# How to Uninstall OBS Virtual Camera?



## fzberlinches (Aug 2, 2021)

Hi, last week I've installed last version of OBS on my Mac (macOS Big Sur). After a few tests with the virtual camera I uninstalled the software but the virtual camera is still on the cameras list in every browser I have.

I've tried to uninstall the software with the appCleaner software and similar, but with the same results.
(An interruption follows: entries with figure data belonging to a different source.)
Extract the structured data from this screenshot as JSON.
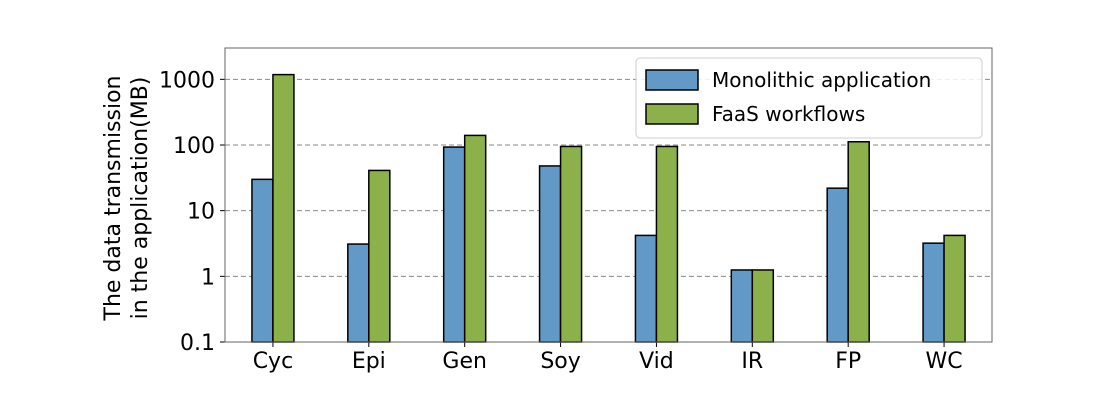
{
  "chart_data": {
    "type": "bar",
    "title": "",
    "xlabel": "",
    "ylabel_lines": [
      "The data transmission",
      "in the application(MB)"
    ],
    "yscale": "log",
    "ylim": [
      0.1,
      3000
    ],
    "yticks": [
      0.1,
      1,
      10,
      100,
      1000
    ],
    "ytick_labels": [
      "0.1",
      "1",
      "10",
      "100",
      "1000"
    ],
    "grid": "y-major-dashed",
    "categories": [
      "Cyc",
      "Epi",
      "Gen",
      "Soy",
      "Vid",
      "IR",
      "FP",
      "WC"
    ],
    "series": [
      {
        "name": "Monolithic application",
        "color": "#6399c6",
        "values": [
          30,
          3.1,
          93,
          48,
          4.2,
          1.25,
          22,
          3.2
        ]
      },
      {
        "name": "FaaS workflows",
        "color": "#8cb04a",
        "values": [
          1180,
          41,
          140,
          95,
          95,
          1.25,
          112,
          4.2
        ]
      }
    ],
    "legend_position": "top-right"
  }
}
I've also tried to reboot the computer, the browsers, looking manually for any folder related with the OBS, etc.

As far as I know I have nothing related with OBS on my laptop but the camera virtual is still on the browsers.


----------



## tinusriyanto (Aug 2, 2021)

This is the uninstall method listed on the github page of the original plugins prior to being merged into OBS (https://github.com/johnboiles/obs-mac-virtualcam)

You can easily uninstall this plugin by deleting the OBS plugin (in /Library/Application\ Support/obs-studio/plugins/) and the DAL plugin (in /Library/CoreMediaIO/Plug-Ins/DAL/).
sudo rm -rf /Library/CoreMediaIO/Plug-Ins/DAL/obs-mac-virtualcam.plugin
sudo rm -rf /Library/Application\ Support/obs-studio/plugins/obs-mac-virtualcam

I think the second line is not needed since in my current machine I cannot find that folder


----------



## fzberlinches (Aug 2, 2021)

I've also tried that lines but I don't have any of that folders.


----------